Target Painters are the black sheep of the EWar family. Instead of incapacitating their target, they provide bonuses to any ship attacking it. Unfortunately, their bonuses really suck, and they do not amplify damage enough to make them worth using, even in fleet battles. Except for a few rare PvE cases, it is better to fit something else.
How They Work
Target painters work by increasing the signature radius of a target. The two major benefits of this are increased damage and decreased targeting time. The problem with the latter benefit is that targeting times do not change once targeting has begun; in other words, if you are in the process of targeting an opponent and someone then paints it, your targeting time will not decrease.
Missile weapons have an explosion radius; if the target's signature radius is less than the explosion radius, the damage done to the target will be reduced. Target painters allow heavier missiles (such as torpedoes) to do their full damage against smaller targets (like frigates). This isn't really useful in fleet combat because missiles are so unpopular in that setting, and missiles that are not cruise missiles still less (cruise missiles function well against small targets).
For turret weapons, target painters' increase of the target's signature radius makes it easier to hit. This can often translate to higher damage done to that target. But, if the target is already fairly large, an even larger signature radius will have no functional effect. If you target paint a smaller ship that battleships usually have trouble hitting, you need to coordinate with those battleships because it is difficult to tell if a ship is target painted in the heat of battle.
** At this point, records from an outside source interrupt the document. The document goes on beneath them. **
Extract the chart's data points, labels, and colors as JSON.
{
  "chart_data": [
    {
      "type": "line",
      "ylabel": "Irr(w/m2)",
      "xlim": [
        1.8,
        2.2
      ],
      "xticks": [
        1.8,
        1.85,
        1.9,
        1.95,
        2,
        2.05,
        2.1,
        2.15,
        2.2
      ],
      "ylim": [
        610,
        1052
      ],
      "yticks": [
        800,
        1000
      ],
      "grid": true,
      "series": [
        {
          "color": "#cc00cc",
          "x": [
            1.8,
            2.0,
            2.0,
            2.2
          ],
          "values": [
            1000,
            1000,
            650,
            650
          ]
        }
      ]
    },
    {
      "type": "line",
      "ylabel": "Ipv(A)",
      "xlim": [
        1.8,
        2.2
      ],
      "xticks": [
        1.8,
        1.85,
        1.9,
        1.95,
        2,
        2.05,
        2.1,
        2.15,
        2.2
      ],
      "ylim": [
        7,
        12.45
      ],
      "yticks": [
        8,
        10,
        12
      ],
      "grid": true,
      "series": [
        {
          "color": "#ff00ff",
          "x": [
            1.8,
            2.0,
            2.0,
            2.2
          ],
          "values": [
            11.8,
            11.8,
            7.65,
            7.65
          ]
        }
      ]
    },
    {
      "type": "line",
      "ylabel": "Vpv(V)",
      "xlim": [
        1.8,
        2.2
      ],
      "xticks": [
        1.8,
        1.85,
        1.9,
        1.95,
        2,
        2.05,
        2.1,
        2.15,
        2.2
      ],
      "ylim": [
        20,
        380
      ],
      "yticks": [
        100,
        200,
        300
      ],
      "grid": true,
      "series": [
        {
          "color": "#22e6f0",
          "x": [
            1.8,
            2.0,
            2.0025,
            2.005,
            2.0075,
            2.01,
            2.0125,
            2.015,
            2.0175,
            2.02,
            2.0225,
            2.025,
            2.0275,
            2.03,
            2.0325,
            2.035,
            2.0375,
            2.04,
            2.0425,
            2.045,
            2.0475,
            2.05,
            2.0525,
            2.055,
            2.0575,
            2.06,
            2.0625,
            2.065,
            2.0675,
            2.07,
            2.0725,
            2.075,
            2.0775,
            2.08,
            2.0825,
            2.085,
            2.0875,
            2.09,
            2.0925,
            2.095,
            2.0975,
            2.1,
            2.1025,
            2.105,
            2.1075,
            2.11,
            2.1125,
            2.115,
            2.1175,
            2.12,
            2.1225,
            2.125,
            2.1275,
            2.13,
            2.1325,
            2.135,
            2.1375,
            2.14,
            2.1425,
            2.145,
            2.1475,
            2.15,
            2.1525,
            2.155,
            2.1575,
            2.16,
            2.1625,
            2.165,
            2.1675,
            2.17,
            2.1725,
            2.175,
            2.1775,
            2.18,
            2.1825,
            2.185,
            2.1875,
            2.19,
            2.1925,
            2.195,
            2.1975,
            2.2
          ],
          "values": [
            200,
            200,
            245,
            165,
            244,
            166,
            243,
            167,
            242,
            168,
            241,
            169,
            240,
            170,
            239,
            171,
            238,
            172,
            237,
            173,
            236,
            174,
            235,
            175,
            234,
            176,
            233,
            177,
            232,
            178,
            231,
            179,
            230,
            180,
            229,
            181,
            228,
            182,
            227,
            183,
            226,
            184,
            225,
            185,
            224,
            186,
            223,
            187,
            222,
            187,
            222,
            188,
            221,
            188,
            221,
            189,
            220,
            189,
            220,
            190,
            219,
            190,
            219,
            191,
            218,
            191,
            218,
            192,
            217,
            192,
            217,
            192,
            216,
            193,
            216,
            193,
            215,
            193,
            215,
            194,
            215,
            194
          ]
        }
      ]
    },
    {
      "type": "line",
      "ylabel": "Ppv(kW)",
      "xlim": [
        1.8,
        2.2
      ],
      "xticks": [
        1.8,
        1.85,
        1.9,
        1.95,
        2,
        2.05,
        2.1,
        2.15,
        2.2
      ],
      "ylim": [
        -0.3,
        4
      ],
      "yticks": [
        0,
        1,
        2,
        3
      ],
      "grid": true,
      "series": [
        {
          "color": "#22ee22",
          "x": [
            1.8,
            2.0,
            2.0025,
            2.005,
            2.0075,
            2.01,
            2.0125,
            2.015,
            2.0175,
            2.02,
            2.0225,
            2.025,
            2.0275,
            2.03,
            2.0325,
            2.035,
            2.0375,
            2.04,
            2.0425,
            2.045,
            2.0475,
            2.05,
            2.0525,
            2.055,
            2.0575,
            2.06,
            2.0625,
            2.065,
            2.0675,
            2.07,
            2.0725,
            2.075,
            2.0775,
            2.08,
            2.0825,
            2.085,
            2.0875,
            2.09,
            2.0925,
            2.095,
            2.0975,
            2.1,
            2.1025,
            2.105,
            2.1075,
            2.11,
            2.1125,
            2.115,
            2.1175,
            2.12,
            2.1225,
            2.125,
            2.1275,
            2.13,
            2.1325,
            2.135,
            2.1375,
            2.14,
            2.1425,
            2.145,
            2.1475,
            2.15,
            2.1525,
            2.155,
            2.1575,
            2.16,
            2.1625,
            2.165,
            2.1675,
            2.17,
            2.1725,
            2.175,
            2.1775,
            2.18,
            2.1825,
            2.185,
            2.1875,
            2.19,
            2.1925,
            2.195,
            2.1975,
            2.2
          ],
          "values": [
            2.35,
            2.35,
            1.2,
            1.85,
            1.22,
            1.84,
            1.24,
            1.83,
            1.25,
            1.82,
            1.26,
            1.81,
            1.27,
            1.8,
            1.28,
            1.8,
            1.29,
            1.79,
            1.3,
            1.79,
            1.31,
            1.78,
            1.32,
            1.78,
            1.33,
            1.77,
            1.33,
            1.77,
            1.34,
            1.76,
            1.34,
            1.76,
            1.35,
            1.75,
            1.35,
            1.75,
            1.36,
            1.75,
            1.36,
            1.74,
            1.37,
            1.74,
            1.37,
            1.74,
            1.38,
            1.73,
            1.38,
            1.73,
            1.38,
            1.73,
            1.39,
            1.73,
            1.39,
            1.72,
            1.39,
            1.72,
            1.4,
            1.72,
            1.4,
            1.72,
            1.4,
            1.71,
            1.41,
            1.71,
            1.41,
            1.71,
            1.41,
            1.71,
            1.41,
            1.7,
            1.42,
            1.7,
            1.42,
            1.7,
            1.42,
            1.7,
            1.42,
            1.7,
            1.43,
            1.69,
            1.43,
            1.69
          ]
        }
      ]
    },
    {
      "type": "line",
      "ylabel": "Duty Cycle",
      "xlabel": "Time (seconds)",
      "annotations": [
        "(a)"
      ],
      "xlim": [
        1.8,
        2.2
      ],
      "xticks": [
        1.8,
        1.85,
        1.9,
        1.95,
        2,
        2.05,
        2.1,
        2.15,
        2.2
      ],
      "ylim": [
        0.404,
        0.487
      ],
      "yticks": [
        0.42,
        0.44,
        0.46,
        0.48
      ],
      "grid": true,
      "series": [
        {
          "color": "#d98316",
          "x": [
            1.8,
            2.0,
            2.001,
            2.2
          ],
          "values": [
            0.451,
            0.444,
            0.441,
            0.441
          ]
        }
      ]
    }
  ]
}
If You Insist On Being Stupid
Target painters lack the power of Tracking Disruptors or ECM, and flexibility of RSDs. If, despite all this, you are intent on using target painters, try to focus on small, fast-moving, high-value targets like interdictors, interceptors, fighters, and HACs. You are going to be disappointed. Caracals and Comorants can comedy fit a target painter easily, but these ships are awful for fleet fights in general. Vigils and Bellicosii would be better fit as tacklers.
The Rare Times a Target Painter is Useful in PVP
Target painters are generally only useful in PVP when you have a weapon type that is shooting at a ship that is much smaller than the weapon types intended target size. In theory this can include BS shooting at frigates/cruisers; but in PVP the higher target speeds mean the target painter just isn't enough since it won't help the missiles/guns hit in the first place.
It may be useful to fit target painters when using capitals or working in tandem with them.
Target painters may be useful when friendly dreadnoughts are engaging enemy battleships, but this almost never happens and you will be called a useless faggot for bringing target painters on any op that doesn't involve intentional suicide, and even on those you'll be called a faggot for fitting a target painter. It might be conceivable that target painters could offer some benefit to a hypothetical close-range torpedo raven, but as these are not popular it is very unlikely.
It's OK to fit a Target Painter in PvE
Many ratting Ravens carry a target painter, as they significantly increase the damage from torpedoes. The DPS increase is typically ~15% when firing at battleships, and up to a massive 30% when firing at battlecruisers and cruisers --this is more than any single lowslot damage module can offer.